We couldn’t see her face, or an inch of skin anywhere. Only her figure was visible, the long limbs of a fashion model. But we knew it was Chen Mei. Little Lion and I instinctively thought back to the infant in swaddling clothes of more than twenty years before. She nodded to us, then said to the assistant director: I am his daughter. I will pay what he owes you.

Sensei, I have a friend in Beijing, a burn specialist at the Number 304 Hospital, a man with the stature of an academician, who told me that the mental anguish burn victims experience may be worse than the physical pain. The intense shock and unspeakable agony of seeing their ruined faces in the mirror for the first time is nearly impossible to endure. Such people need incomparable courage to go on living.
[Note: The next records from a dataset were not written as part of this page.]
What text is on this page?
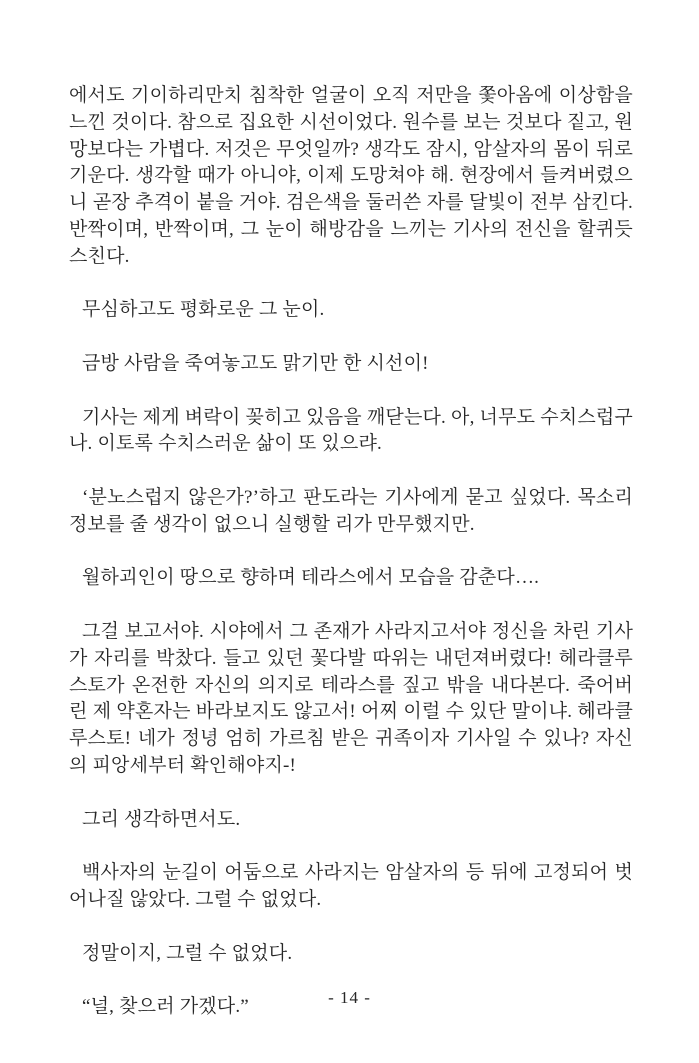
에서도 기이하리만치 침착한 얼굴이 오직 저만을 쫓아옴에 이상함을 느낀 것이다. 참으로 집요한 시선이었다. 원수를 보는 것보다 짙고, 원망보다는 가볍다. 저것은 무엇일까? 생각도 잠시, 암살자의 몸이 뒤로 기운다. 생각할 때가 아니야, 이제 도망쳐야 해. 현장에서 들켜버렸으니 곧장 추격이 붙을 거야. 검은색을 둘러쓴 자를 달빛이 전부 삼킨다. 반짝이며, 반짝이며, 그 눈이 해방감을 느끼는 기사의 전신을 할퀴듯 스친다.

무심하고도 평화로운 그 눈이.

금방 사람을 죽여놓고도 맑기만 한 시선이!

기사는 제게 벼락이 꽂히고 있음을 깨닫는다. 아, 너무도 수치스럽구나. 이토록 수치스러운 삶이 또 있으랴.

‘분노스럽지 않은가?’하고 판도라는 기사에게 묻고 싶었다. 목소리 정보를 줄 생각이 없으니 실행할 리가 만무했지만.

월하괴인이 땅으로 향하며 테라스에서 모습을 감춘다….

그걸 보고서야. 시야에서 그 존재가 사라지고서야 정신을 차린 기사가 자리를 박찼다. 들고 있던 꽃다발 따위는 내던져버렸다! 헤라클루스토가 온전한 자신의 의지로 테라스를 짚고 밖을 내다본다. 죽어버린 제 약혼자는 바라보지도 않고서! 어찌 이럴 수 있단 말이냐. 헤라클루스토! 네가 정녕 엄히 가르침 받은 귀족이자 기사일 수 있나? 자신의 피앙세부터 확인해야지-!

그리 생각하면서도.

백사자의 눈길이 어둠으로 사라지는 암살자의 등 뒤에 고정되어 벗어나질 않았다. 그럴 수 없었다.

정말이지, 그럴 수 없었다.

“널, 찾으러 가겠다.”	- 14 -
Sensei, people are products of their environment. Under certain circumstances, a coward can be transformed into a warrior, a bandit can perform kind deeds, and someone too stingy to spend the smallest coin might part with a large sum. Her appearance on the scene and the courage it took shamed us, and that shame manifested itself in a willingness to spend our money on a good cause. Li Shou was first, and then us. We all said, Good niece Chen Mei, we’ll take care of your father’s expenses.

Thank you for your generous offer, she said unemotionally, but we have been in so many people’s debt we’ll never be able to clear the accounts.

Get out! Chen Bi bellowed. You black-veiled devil. How dare you palm yourself off as my daughter! One of my daughters is a student in Spain, romantically involved with a Prince, and will soon be married. The other is in Italy, where she has bought Europe’s oldest winery, from where a ten-thousand-ton ship with the finest wine is sailing to China.